Назначение, впрочем, было совершенно закономерным. С самого начала 20-х годов Фридлянд преподавал, главным образом в ИКП, потом Университете им. Свердлова, готовившем кадры партийных и советских работников (предшественник ВПШ при ЦК КПСС, разместившейся на его месте, ранее здесь помещался университет Шанявского, теперь РГГУ). Здесь Фридлянд вел лекционные курсы, заведовал кафедрой истории Запада. Подобно Захеру, одновременно с преподаванием, создавал учебные пособия[111]. Преподавал Фридлянд и в МГУ.

В последние годы Фридлянд ясно сознавал, что его ждет трагическая судьба, о чем неоднократно говорил коллегам. И очень торопился закончить задуманное, прежде всего труд о Марате. Сблизился в это время с Карлом Радеком, с которым осуждали расправу над оппозиционерами и то, что руководство исторической наукой поручено ЦК чиновникам, ничего общего с ней не имеющим. И кстати диктаторство Покровского на «историческом фронте» объясняли покровительством Сталина[112].

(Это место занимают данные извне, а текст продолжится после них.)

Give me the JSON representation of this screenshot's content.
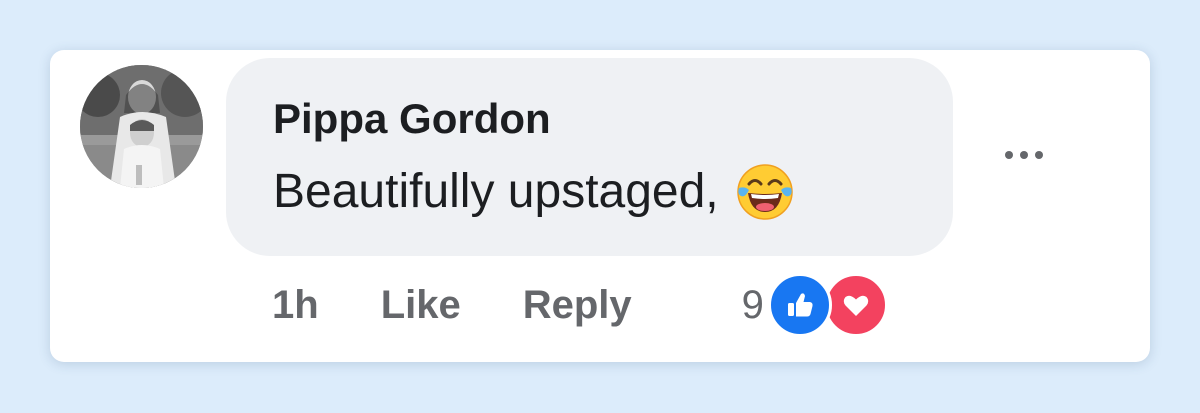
{
  "comment": {
    "author": "Pippa Gordon",
    "text": "Beautifully upstaged,",
    "emoji": "face-with-tears-of-joy-emoji",
    "timestamp": "1h",
    "like_label": "Like",
    "reply_label": "Reply",
    "reaction_count": "9",
    "reactions": [
      "like-icon",
      "love-icon"
    ]
  },
  "colors": {
    "background": "#dcecfb",
    "bubble": "#eff1f4",
    "like": "#1877f2",
    "love": "#f3425f",
    "muted_text": "#65676b"
  }
}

Накануне ареста, случившегося 31 мая 1936 г., по известному ритуалу тех времен Фридлянд был исключен из партии, причем на высшем уровне коллегией Комитета партийного контроля при ЦК ВКП(б), «за ведение контрреволюционной троцкистской работы», и следователь на первых допросах требовал от него передачи разговоров с Зиновьевым и Каменевым, с которыми он, будучи внештатным редактором издательства «Академия», главным редактором был Каменев, неоднократно встречался. Между тем по семейному преданию, которое поведал мне его младший сын Сергей Григорьевич Григорьев[113] (во время встречи у него на квартире в Петербурге в июне 2011 г.), непосредственным поводом оказался прощальный банкет, который Фридлянд устроил в своем кабинете и на котором провозглашались тосты во имя Бухарина.

Хотя главный обвинитель на политических процессах А.Я. Вышинский без промедления определил вину историка в убийстве Кирова и организации покушений на Сталина и его сподвижников, дело Фридлянда затянулось вплоть до погромного февральско-мартовского 1937 г. пленума ЦК ВКП(б), на котором жестокие обвинения были предъявлены уже Бухарину и его сподвижникам. Еще раньше судили Карла Радека, который в качестве одного из главных обвиняемых был привлечён к делу «Параллельного антисоветского троцкистского центра» (Второй Московский процесс)[114].

И по семейному преданию именно в это время Лион Фейхтвангер на встрече со Сталиным спросил про Фридлянда, которого он знал по встречам на международных исторических конгрессах. В то время в Москве издавался исторический роман Фейхтвангера «Еврей Зюсс», и Фридлянд написал к нему большое предисловие (к сожалению, я его не обнаружил). О том, что Сталин ответил на вопрос немецкого писателя-антифашиста, семейное предание умалчивает.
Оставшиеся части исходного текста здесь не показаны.